Variational Inference Failures Under Model Symmetries: Permutation Invariant Posteriors for Bayesian Neural Networks

TL;DR

This paper investigates how permutation symmetries in neural network weights cause multimodal posteriors that challenge variational inference, and proposes a symmetrization method to improve posterior approximation and predictive performance.

Contribution

The authors introduce a symmetrization mechanism for permutation invariant variational posteriors, improving the fit to true posteriors in Bayesian neural networks with weight symmetries.

Findings

Symmetrized posteriors better fit true posteriors.

Improved predictive accuracy with symmetrization.

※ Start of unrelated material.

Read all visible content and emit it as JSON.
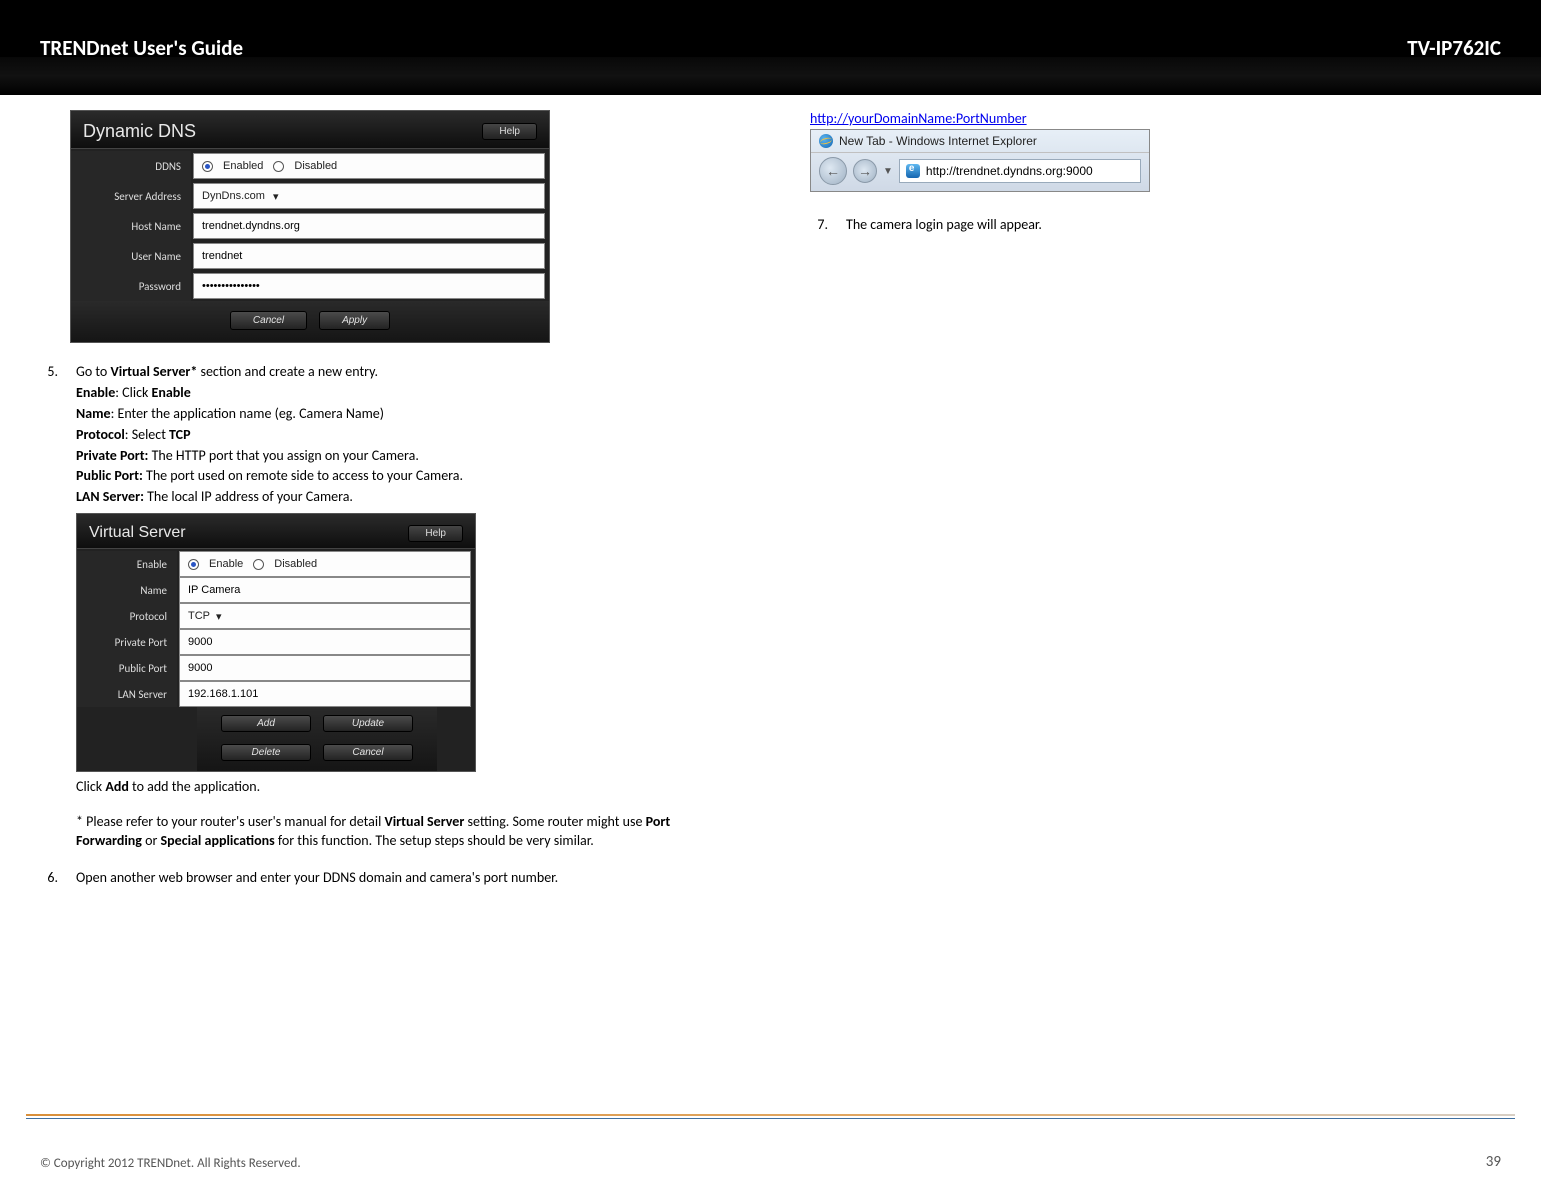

Higher ELBO achieved using the proposed method.

Abstract

Weight space symmetries in neural network architectures, such as permutation symmetries in MLPs, give rise to Bayesian neural network (BNN) posteriors with many equivalent modes. This multimodality poses a challenge for variational inference (VI) techniques, which typically rely on approximating the posterior with a unimodal distribution. In this work, we investigate the impact of weight space permutation symmetries on VI. We demonstrate, both theoretically and empirically, that these symmetries lead to biases in the approximate posterior, which degrade predictive performance and posterior fit if not explicitly accounted for. To mitigate this behavior, we leverage the symmetric structure of the posterior and devise a symmetrization mechanism for constructing permutation invariant variational posteriors. We show that the symmetrized distribution has a strictly better fit to the true posterior, and that it can be trained using the original ELBO objective with a modified KL regularization term. We demonstrate experimentally that our approach mitigates the aforementioned biases and results in improved predictions and a higher ELBO.